Das etnias tomadas como exemplo, os Balantas e os Manjacos constituem as principais dentro do grupo animista. Os Balantas têm uma população de 150.000 habitantes e a totalidade do grupo constitue dois terços da população guineense. Os Felupes, sendo uma minoria étnica é, sem dúvida, extraordináriamente característica por ser uma das mais primitivas e, ainda, a mais antiga que se conhece como originária do território guineense.
BALANTAS
- culto do roubo como prática social
- resistência à cultura europeia
- desrespeito pelas hierarquias verticais
- interesse material pela família
- resistência ao cristianismo e islamismo
MANJACOS
- aversão ao roubo
- desejo de toda a cultura
- respeito pelas hierarquias verticais
- interesse relativo pela família
- resistência ao cristianismo e islamismo
FELUPES
- não aceitação do roubo
- resistência à cultura europeia
- respeito pelas hierarquias verticais
- interesse pela família (influência da mulher)
- permeabilidade ao cristianismo
Existindo dentro de cada um dos grupos humanos- Islamizados e Animistas- motivações tão flagrantes, é lógico que entre ambos essas motivações aumentem, já que são duas sociedades distintas em presença, cada uma das quais mantendo em relação à outra uma certa animosidade.

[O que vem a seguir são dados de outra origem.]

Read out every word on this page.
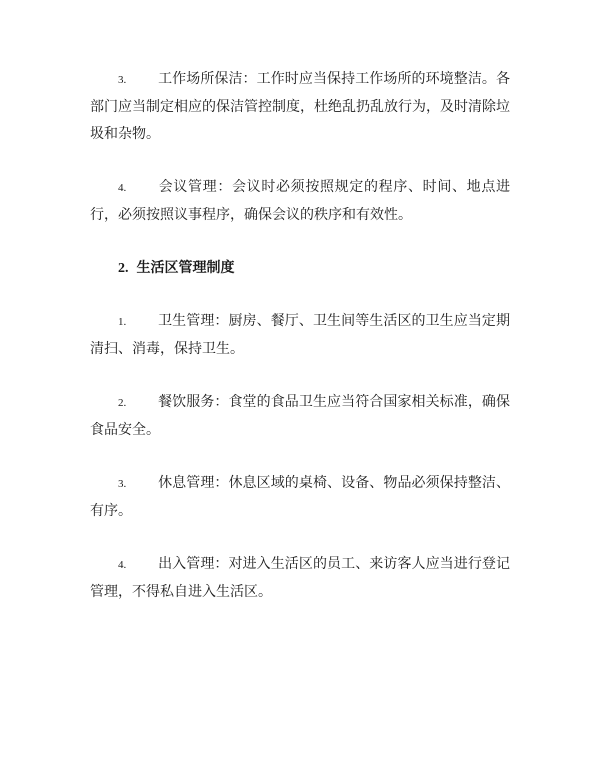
3. 工作场所保洁：工作时应当保持工作场所的环境整洁。各部门应当制定相应的保洁管控制度，杜绝乱扔乱放行为，及时清除垃圾和杂物。

4. 会议管理：会议时必须按照规定的程序、时间、地点进行，必须按照议事程序，确保会议的秩序和有效性。

2. 生活区管理制度

1. 卫生管理：厨房、餐厅、卫生间等生活区的卫生应当定期清扫、消毒，保持卫生。

2. 餐饮服务：食堂的食品卫生应当符合国家相关标准，确保食品安全。

3. 休息管理：休息区域的桌椅、设备、物品必须保持整洁、有序。

4. 出入管理：对进入生活区的员工、来访客人应当进行登记管理，不得私自进入生活区。
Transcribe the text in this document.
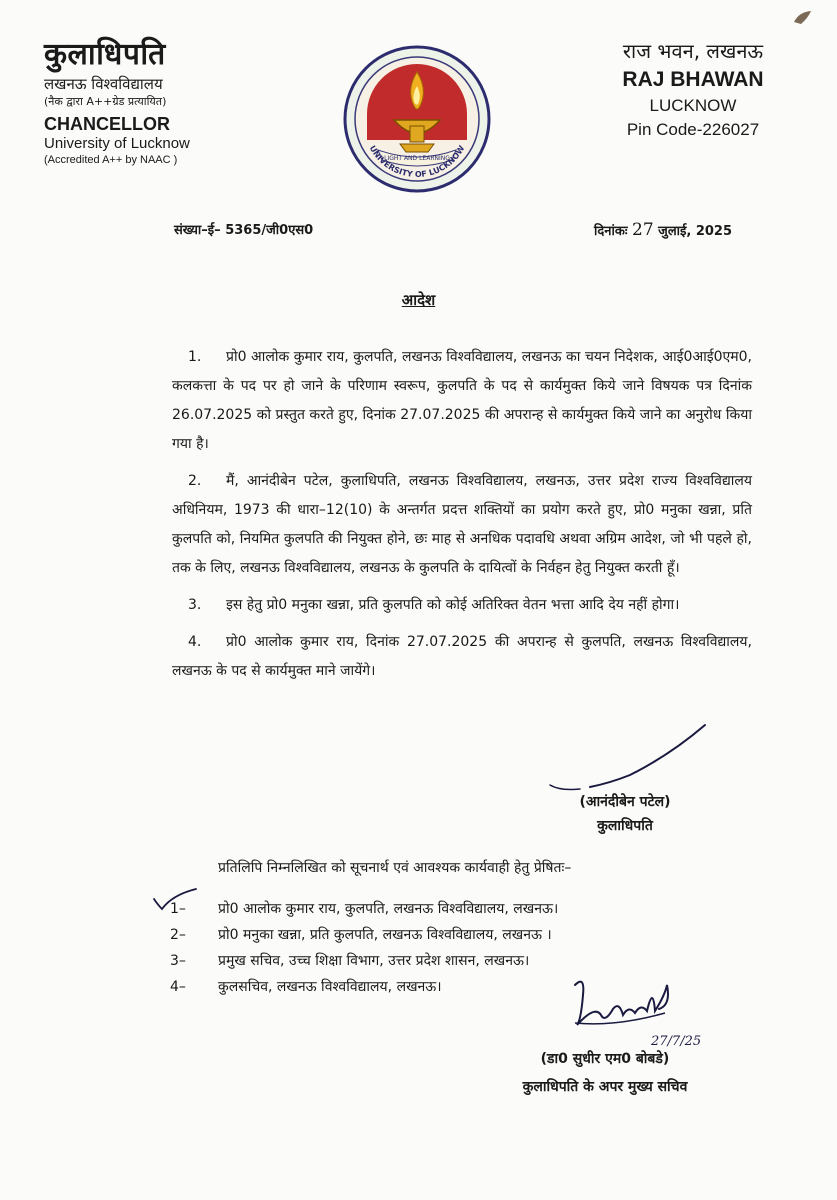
कुलाधिपति
लखनऊ विश्वविद्यालय
(नैक द्वारा A++ग्रेड प्रत्यायित)
CHANCELLOR
University of Lucknow
(Accredited A++ by NAAC )	LIGHT AND LEARNING
UNIVERSITY OF LUCKNOW
राज भवन, लखनऊ
RAJ BHAWAN
LUCKNOW
Pin Code-226027
संख्या–ई– 5365/जी0एस0	दिनांकः 27 जुलाई, 2025
आदेश

1. प्रो0 आलोक कुमार राय, कुलपति, लखनऊ विश्वविद्यालय, लखनऊ का चयन निदेशक, आई0आई0एम0, कलकत्ता के पद पर हो जाने के परिणाम स्वरूप, कुलपति के पद से कार्यमुक्त किये जाने विषयक पत्र दिनांक 26.07.2025 को प्रस्तुत करते हुए, दिनांक 27.07.2025 की अपरान्ह से कार्यमुक्त किये जाने का अनुरोध किया गया है।

2. मैं, आनंदीबेन पटेल, कुलाधिपति, लखनऊ विश्वविद्यालय, लखनऊ, उत्तर प्रदेश राज्य विश्वविद्यालय अधिनियम, 1973 की धारा–12(10) के अन्तर्गत प्रदत्त शक्तियों का प्रयोग करते हुए, प्रो0 मनुका खन्ना, प्रति कुलपति को, नियमित कुलपति की नियुक्त होने, छः माह से अनधिक पदावधि अथवा अग्रिम आदेश, जो भी पहले हो, तक के लिए, लखनऊ विश्वविद्यालय, लखनऊ के कुलपति के दायित्वों के निर्वहन हेतु नियुक्त करती हूँ।

3. इस हेतु प्रो0 मनुका खन्ना, प्रति कुलपति को कोई अतिरिक्त वेतन भत्ता आदि देय नहीं होगा।

4. प्रो0 आलोक कुमार राय, दिनांक 27.07.2025 की अपरान्ह से कुलपति, लखनऊ विश्वविद्यालय, लखनऊ के पद से कार्यमुक्त माने जायेंगे।

(आनंदीबेन पटेल)
कुलाधिपति
प्रतिलिपि निम्नलिखित को सूचनार्थ एवं आवश्यक कार्यवाही हेतु प्रेषितः–
1– प्रो0 आलोक कुमार राय, कुलपति, लखनऊ विश्वविद्यालय, लखनऊ।
2– प्रो0 मनुका खन्ना, प्रति कुलपति, लखनऊ विश्वविद्यालय, लखनऊ ।
3– प्रमुख सचिव, उच्च शिक्षा विभाग, उत्तर प्रदेश शासन, लखनऊ।
4– कुलसचिव, लखनऊ विश्वविद्यालय, लखनऊ।
27/7/25
(डा0 सुधीर एम0 बोबडे)
कुलाधिपति के अपर मुख्य सचिव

A compreensão dessas motivações, facilitará esta visão geral do mosaico étnico- religioso e humano- da Guiné Portuguesa.
ISLAMIZADOS
- monoteístas
- forte sentimento religioso
- dependência jurídica do Alcorão
ANIMISTAS
- diferentes concepções da divindade
- relativo sentimento religioso
- independência jurídica de fórmulas religiosas
(Continua)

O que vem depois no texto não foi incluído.